Previously published May 24. 2022
Ever since the beginning of the pandemic, the demand for disinfectants has skyrocketed. The market for aerosol disinfecting products has grown by over 400% in March 2020 alone1. Aside from sterilizing surfaces around the house, cleaning agents also pose a safety hazard to the public: the quantity of Poison Control cases involving disinfectants increased by 51% during the quarantine2. In addition, excess use of disinfectants can lead to respiratory problems and decreased air quality3. As such, it is more pressing now than ever to substitute traditional cleaning chemicals with new ones that are less dangerous and more environmentally friendly.
Possible substitutes for current cleaning products, which generally contain chlorine, are phenol-based solutions. Until now, phenol has been considered difficult to harvest efficiently4. In a new study published in PNAS (Proceedings of the National Academy of Sciences of the United States of America), researchers from Fudan University have found a better way to collect phenol from biomass5. Compared to the raw materials required for chlorine and other disinfecting chemicals, biomass (such as wood, and other plant material) is much cleaner to harvest.

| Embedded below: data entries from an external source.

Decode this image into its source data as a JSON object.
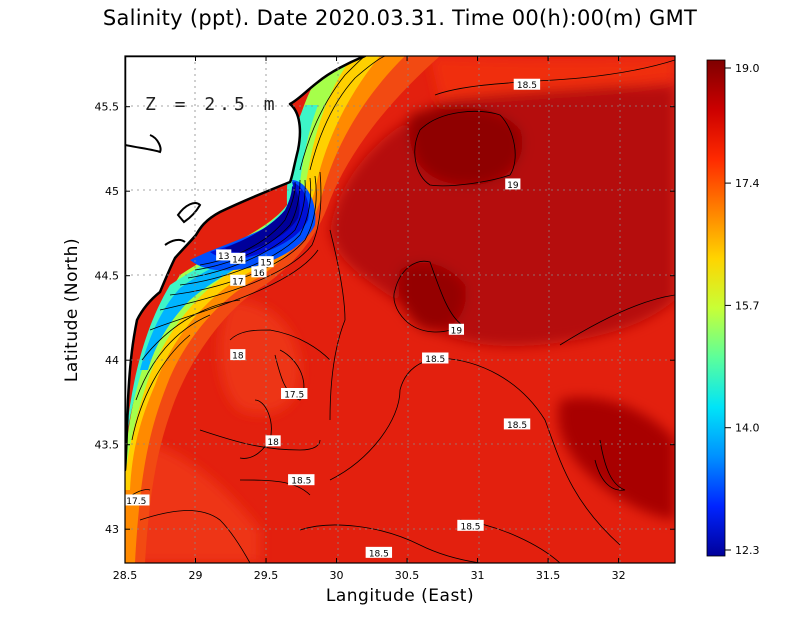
{
  "title": "Salinity (ppt). Date 2020.03.31. Time 00(h):00(m) GMT",
  "depth_label": "Z = 2.5 m",
  "xlabel": "Langitude (East)",
  "ylabel": "Latitude (North)",
  "map": {
    "lon_range": [
      28.5,
      32.4
    ],
    "lat_range": [
      42.8,
      45.8
    ],
    "lon_ticks": [
      "28.5",
      "29",
      "29.5",
      "30",
      "30.5",
      "31",
      "31.5",
      "32"
    ],
    "lat_ticks": [
      "43",
      "43.5",
      "44",
      "44.5",
      "45",
      "45.5"
    ],
    "grid": "dotted",
    "land_color": "#ffffff",
    "sea_base_color": "#e3200e",
    "contour_labels": [
      {
        "text": "18.5",
        "lon": 31.35,
        "lat": 45.63
      },
      {
        "text": "19",
        "lon": 31.25,
        "lat": 45.04
      },
      {
        "text": "19",
        "lon": 30.85,
        "lat": 44.18
      },
      {
        "text": "18.5",
        "lon": 30.7,
        "lat": 44.01
      },
      {
        "text": "18.5",
        "lon": 31.28,
        "lat": 43.62
      },
      {
        "text": "18",
        "lon": 29.3,
        "lat": 44.03
      },
      {
        "text": "17.5",
        "lon": 29.7,
        "lat": 43.8
      },
      {
        "text": "18",
        "lon": 29.55,
        "lat": 43.52
      },
      {
        "text": "18.5",
        "lon": 29.75,
        "lat": 43.29
      },
      {
        "text": "17.5",
        "lon": 28.58,
        "lat": 43.17
      },
      {
        "text": "18.5",
        "lon": 30.95,
        "lat": 43.02
      },
      {
        "text": "18.5",
        "lon": 30.3,
        "lat": 42.86
      },
      {
        "text": "14",
        "lon": 29.3,
        "lat": 44.6
      },
      {
        "text": "13",
        "lon": 29.2,
        "lat": 44.62
      },
      {
        "text": "15",
        "lon": 29.5,
        "lat": 44.58
      },
      {
        "text": "16",
        "lon": 29.45,
        "lat": 44.52
      },
      {
        "text": "17",
        "lon": 29.3,
        "lat": 44.47
      }
    ]
  },
  "colorbar": {
    "min": 12.3,
    "max": 19.0,
    "tick_labels": [
      "19.0",
      "17.4",
      "15.7",
      "14.0",
      "12.3"
    ],
    "colors": [
      "#7f0000",
      "#cc0000",
      "#ff2a00",
      "#ff7f00",
      "#ffd400",
      "#c8ff36",
      "#5cff9b",
      "#00e4f8",
      "#0090ff",
      "#0024ff",
      "#00009a"
    ]
  }
}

The researchers’ starting point was pyroligneous acid, whose production process was first discovered by Johann Rudolph Glauber in the 17th century6. A problem with this acid is its low effective concentration, making it a weak cleaning agent. To solve this, the extraction was performed while the wood was undergoing hydrothermal liquefaction, which can result in temperatures of ~300o C and pressures of ~100 atmospheres. The resulting chemical was able to kill common bacteria types, neutralize viruses, and even attack spores. It is also cheaper than many common disinfectants, costing only 4 cents per kilogram5.
And these researchers haven’t made any quality compromises either. The new disinfectant kills Influenza A, Anthrax, and Bacillus subtilis (A challenge bacterium) 99.99%, 99.49%, and 99.99% of the time, respectively. This is comparable to the effectiveness of conventional cleaning agents, a promising sign for the replacement of conventional cleaning agents with new, phenol-based ones.
Ideally, this phenol extraction process will become commercially viable in the future in order to provide safer disinfecting products for the masses. Accessibility will not be a problem because of the wide abundance of biowaste and plant material worldwide. Pandemics and environmental crises may be averted through the transition to these organic solutions.